CE-ATA was
jointly announced in September 2004 by Toshiba, Hitachi, Seagate, Marvell, and Intel. The standard aims to address the interface constraints of small form-factor drives used in handheld consumer devices such as media players, GPSes, and mobile phones. The interface provides reduced pin count, better power utilization, voltages tailored to battery-based applications, and more efficient command protocol, according to Arasan.
According to Arasan, the Host Controller IP conforms to CE-ATA Digital Protocol revision 1.0, with support for CE-ATA Digital Protocol commands (CMD60 / CMD61). The kit has two connectors dedicated to CE-ATA, and five slots supporting SD, SDIO, MMC 3.31, and MMC 4.1 cards.

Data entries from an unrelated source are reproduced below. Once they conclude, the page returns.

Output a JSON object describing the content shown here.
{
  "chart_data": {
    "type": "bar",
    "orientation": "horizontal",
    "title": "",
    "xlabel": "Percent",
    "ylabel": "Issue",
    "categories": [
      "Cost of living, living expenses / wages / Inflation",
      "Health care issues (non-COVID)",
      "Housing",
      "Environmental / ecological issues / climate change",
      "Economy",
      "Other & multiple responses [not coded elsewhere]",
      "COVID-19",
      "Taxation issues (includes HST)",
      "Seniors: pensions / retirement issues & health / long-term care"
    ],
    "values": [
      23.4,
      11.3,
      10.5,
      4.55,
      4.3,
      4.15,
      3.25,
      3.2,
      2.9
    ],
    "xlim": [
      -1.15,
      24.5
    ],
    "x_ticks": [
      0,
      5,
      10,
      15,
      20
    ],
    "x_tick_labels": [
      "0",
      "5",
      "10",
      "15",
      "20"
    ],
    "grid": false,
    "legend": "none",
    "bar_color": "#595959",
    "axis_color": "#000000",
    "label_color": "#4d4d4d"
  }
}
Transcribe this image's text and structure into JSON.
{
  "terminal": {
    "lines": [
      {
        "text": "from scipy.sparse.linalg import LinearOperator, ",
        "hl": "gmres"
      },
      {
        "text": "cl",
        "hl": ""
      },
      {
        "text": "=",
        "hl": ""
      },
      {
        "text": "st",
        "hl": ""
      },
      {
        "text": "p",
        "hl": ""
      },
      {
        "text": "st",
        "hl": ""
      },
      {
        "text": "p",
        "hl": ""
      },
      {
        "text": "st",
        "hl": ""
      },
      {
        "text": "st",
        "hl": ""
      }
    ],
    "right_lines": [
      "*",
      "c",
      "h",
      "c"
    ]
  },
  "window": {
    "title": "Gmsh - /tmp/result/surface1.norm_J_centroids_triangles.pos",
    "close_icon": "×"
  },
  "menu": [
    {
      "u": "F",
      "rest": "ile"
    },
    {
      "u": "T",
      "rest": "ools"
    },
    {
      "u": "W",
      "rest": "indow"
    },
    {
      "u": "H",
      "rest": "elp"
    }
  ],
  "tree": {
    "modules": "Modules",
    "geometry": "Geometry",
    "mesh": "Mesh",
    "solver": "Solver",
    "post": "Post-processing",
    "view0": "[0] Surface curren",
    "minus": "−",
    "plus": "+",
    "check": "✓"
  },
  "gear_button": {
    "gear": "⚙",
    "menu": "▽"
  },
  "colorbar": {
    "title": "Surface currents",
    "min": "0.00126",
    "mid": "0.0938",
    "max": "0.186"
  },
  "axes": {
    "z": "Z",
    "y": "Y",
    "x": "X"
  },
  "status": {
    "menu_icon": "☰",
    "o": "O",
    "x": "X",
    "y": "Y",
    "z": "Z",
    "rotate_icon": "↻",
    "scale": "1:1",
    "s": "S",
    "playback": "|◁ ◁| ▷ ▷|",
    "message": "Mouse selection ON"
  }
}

Arasan's SD/SDIO/MMC4/CE-ATA host controller interfaces with an ARM processor's AHB (advanced high-speed bus) in this two-slot design
Arasan says its CE-ATA HDK is built using the company's CE-ATA Host IP Core, which is an evolution of its
SD/SDIO Host IP core and SD/SDIO/MMC4.0 IP core, both of which are in production.
AvailabilityArasan is currently accepting orders for its CE-ATA Host HDK. The kit comes with Windows CE 5.0 and Linux binary drivers. Source code for the Windows CE drivers is available to Microsoft Platform Builder 5.0 licensees.